Ferdinando De Matthaeis

Personal information
- Full name: Ferdinando De Matthaeis
- Date of birth: May 29, 1961 (age 65)
- Place of birth: Alberona, Italy
- Height: 5 ft 10 in (1.78 m)
- Position: Midfielder

Senior career*
- Years: Team / Apps / (Gls)
- 1979–1980: Lucera
- 1981–1984: New York Cosmos (indoor) / 37 / (17)
- 1982–1984: New York Cosmos / 1 / (0)
- 1986: Brooklyn Italians
- 1987–1988: US Ragusa
- 1989: New Jersey Eagles (ASL) / 20 / (1)
- 1990: Boston Bolts (APSL) / 18 / (0)
- 1991–1992: New Jersey Arrows
- 1993–1994: New Jersey Stallions

Managerial career
- IMG Academy
- 2014: Miami United
- 2015–2016: Miami Fusion
- 2016–2017: NJ Ceder Stars
- 2017: Miami Fusion
- 2019–2021: Miami United

= Ferdinando De Matthaeis =

Italian footballer

Ferdinando De Matthaeis (born May 29, 1961) is a retired professional Italian footballer who played for the New York Cosmos. He formerly served as head coach of Miami United FC in the National Premier Soccer League.

== Playing career ==
De Matthaeis spent the majority of his fifteen-year professional career with the New York Cosmos, with brief periods in Italy. He was invited to a National team training camp towards the end of his career. During his time with the Cosmos, he had the privilege of playing alongside legends such as Carlos Alberto, Franz Beckenbauer, and Giorgio Chinaglia. He appeared 38 times over 4 years for the New York Cosmos from 1981 to 1984. During his career with the Cosmos he scored 17 times and assisted on 12 goals in both indoor and outdoor competitions.

== Coaching career ==

De Matthaeis coached at IMG Academy in Sarasota, Florida for a number of years, where he developed young athletes in preparation for the next level. In 2014 De Matthaeis moved to Miami, Florida where he became head coach of Miami United FC (NPSL). During his only year in charge he posted a record of 7–3–0 and won the NPSL Sunshine Conference. He became the only Miami United FC head coach to go undefeated during the regular season.
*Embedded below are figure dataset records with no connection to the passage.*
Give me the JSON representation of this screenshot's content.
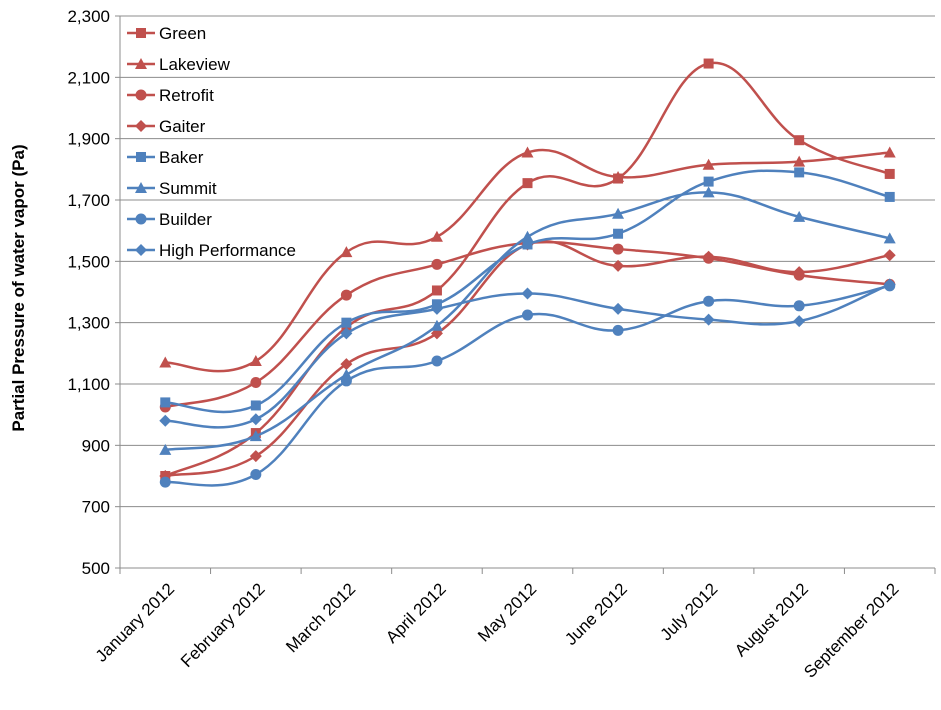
{
  "chart_data": {
    "type": "line",
    "title": "",
    "xlabel": "",
    "ylabel": "Partial Pressure of water vapor (Pa)",
    "ylim": [
      500,
      2300
    ],
    "yticks": [
      500,
      700,
      900,
      1100,
      1300,
      1500,
      1700,
      1900,
      2100,
      2300
    ],
    "ytick_labels": [
      "500",
      "700",
      "900",
      "1,100",
      "1,300",
      "1,500",
      "1,700",
      "1,900",
      "2,100",
      "2,300"
    ],
    "grid": "horizontal",
    "legend_position": "top-left",
    "smooth": true,
    "categories": [
      "January 2012",
      "February 2012",
      "March 2012",
      "April 2012",
      "May 2012",
      "June 2012",
      "July 2012",
      "August 2012",
      "September 2012"
    ],
    "series": [
      {
        "name": "Green",
        "color": "#C0504D",
        "marker": "square",
        "values": [
          800,
          940,
          1285,
          1405,
          1755,
          1770,
          2145,
          1895,
          1785
        ]
      },
      {
        "name": "Lakeview",
        "color": "#C0504D",
        "marker": "triangle",
        "values": [
          1170,
          1175,
          1530,
          1580,
          1855,
          1775,
          1815,
          1825,
          1855
        ]
      },
      {
        "name": "Retrofit",
        "color": "#C0504D",
        "marker": "circle",
        "values": [
          1025,
          1105,
          1390,
          1490,
          1560,
          1540,
          1510,
          1455,
          1425
        ]
      },
      {
        "name": "Gaiter",
        "color": "#C0504D",
        "marker": "diamond",
        "values": [
          800,
          865,
          1165,
          1265,
          1555,
          1485,
          1515,
          1465,
          1520
        ]
      },
      {
        "name": "Baker",
        "color": "#4F81BD",
        "marker": "square",
        "values": [
          1040,
          1030,
          1300,
          1360,
          1555,
          1590,
          1760,
          1790,
          1710
        ]
      },
      {
        "name": "Summit",
        "color": "#4F81BD",
        "marker": "triangle",
        "values": [
          885,
          930,
          1130,
          1290,
          1580,
          1655,
          1725,
          1645,
          1575
        ]
      },
      {
        "name": "Builder",
        "color": "#4F81BD",
        "marker": "circle",
        "values": [
          780,
          805,
          1110,
          1175,
          1325,
          1275,
          1370,
          1355,
          1420
        ]
      },
      {
        "name": "High Performance",
        "color": "#4F81BD",
        "marker": "diamond",
        "values": [
          980,
          985,
          1265,
          1345,
          1395,
          1345,
          1310,
          1305,
          1425
        ]
      }
    ]
  }
}
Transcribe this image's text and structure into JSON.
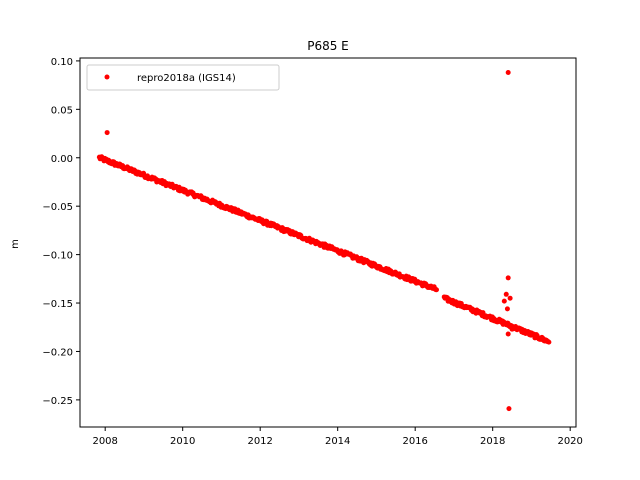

In 2015 with the help of another ownership group he founded the Miami Fusion FC of the NPSL. He would coach them in their first season of play to a NPSL Sunshine Conference championship over his former team Miami United FC. With this win he would secure a place for the Miami Fusion FC in the 2016 US Open Cup in their first season.